Le président du tribunal de commerce de Narbonne veut « repérer au plus vite les entreprises en difficulté »
« Je crains que nous retrouvions au tribunal, entre mars et juin prochain, les entreprises qui rencontrent des difficultés suite à leur bilan de fin 2021, déclare à La Lettre M Jean-Pierre Cassan, président du tribunal de commerce de Narbonne en marge de la rentrée solennelle, le 19 janvier. Malgré les dispositifs du ''quoi qu'il en coûte'' ou encore l'allongement du remboursement du PGE, ces entreprises en difficulté ne doivent pas rester attentistes.

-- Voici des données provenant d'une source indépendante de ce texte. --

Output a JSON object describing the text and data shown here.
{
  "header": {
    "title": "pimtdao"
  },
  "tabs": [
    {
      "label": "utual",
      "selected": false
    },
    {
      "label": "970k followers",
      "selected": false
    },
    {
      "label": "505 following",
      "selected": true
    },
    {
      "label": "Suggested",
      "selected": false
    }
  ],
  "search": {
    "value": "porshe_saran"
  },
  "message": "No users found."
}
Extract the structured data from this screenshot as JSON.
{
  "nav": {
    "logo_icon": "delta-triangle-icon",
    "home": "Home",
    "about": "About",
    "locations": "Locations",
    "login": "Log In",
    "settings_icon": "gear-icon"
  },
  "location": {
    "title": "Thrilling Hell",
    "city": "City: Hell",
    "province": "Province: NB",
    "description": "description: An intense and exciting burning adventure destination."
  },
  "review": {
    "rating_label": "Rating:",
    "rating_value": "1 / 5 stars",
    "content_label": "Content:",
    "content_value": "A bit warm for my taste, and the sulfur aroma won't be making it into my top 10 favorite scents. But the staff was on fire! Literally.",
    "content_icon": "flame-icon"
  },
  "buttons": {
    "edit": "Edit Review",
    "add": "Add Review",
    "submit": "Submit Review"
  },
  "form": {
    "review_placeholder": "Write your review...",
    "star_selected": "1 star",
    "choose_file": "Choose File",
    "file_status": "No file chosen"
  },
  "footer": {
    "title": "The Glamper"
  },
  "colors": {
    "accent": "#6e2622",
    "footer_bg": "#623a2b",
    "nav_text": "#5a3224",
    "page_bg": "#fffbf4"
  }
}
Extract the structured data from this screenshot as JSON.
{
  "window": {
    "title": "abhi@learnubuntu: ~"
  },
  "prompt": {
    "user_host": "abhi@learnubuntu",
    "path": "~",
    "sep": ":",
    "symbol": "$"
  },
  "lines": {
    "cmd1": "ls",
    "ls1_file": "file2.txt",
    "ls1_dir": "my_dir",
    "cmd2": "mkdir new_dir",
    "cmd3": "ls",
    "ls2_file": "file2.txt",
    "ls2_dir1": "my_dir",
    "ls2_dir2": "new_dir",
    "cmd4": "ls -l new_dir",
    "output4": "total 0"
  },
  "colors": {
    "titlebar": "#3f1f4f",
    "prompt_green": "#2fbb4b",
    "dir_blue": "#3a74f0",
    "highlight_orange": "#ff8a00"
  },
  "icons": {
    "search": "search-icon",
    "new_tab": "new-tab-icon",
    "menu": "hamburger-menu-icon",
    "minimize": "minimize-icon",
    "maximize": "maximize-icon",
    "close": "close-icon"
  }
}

Nous pouvons en toute confidentialité les informer sur les possibilités qui s'offrent à elles. Les solutions amiables préventives sont les seules à donner de bons résultats. Il vaut mieux une bonne négociation et répartir les dettes plutôt que le débiteur (dirigeant) attende du ciel que son entreprise s’améliore ».
Mobilisation des acteurs
Comme le tribunal de commerce de Montpellier, celui de Narbonne place la prévention des entreprises en difficulté comme sa priorité en 2022. Pour le président, il faut repérer plus vite les entreprises en difficulté pour leur donner une chance de perdurer et sauver des emplois. « Nous avons signé des accords avec l'Urssaf, la Dgfip, l'ordre des experts-comptables, la Banque de France, les banques visant à nous alerter afin que nous puissions remplir notre rôle d'acteur économique local en sauvant les entreprises, explique le président. Je vais aussi prochainement rencontrer Louis Madaule, président de la CCI de l'Aude pour évoquer ce sujet. » Jean-Pierre Cassan a aussi sollicité, le député audois Alain Péréa. « Plutôt que de légiférer, la solution serait peut-être de diffuser une note dans les organisations publiques. Un conseiller du député travaille dans ce sens », complète-t-il.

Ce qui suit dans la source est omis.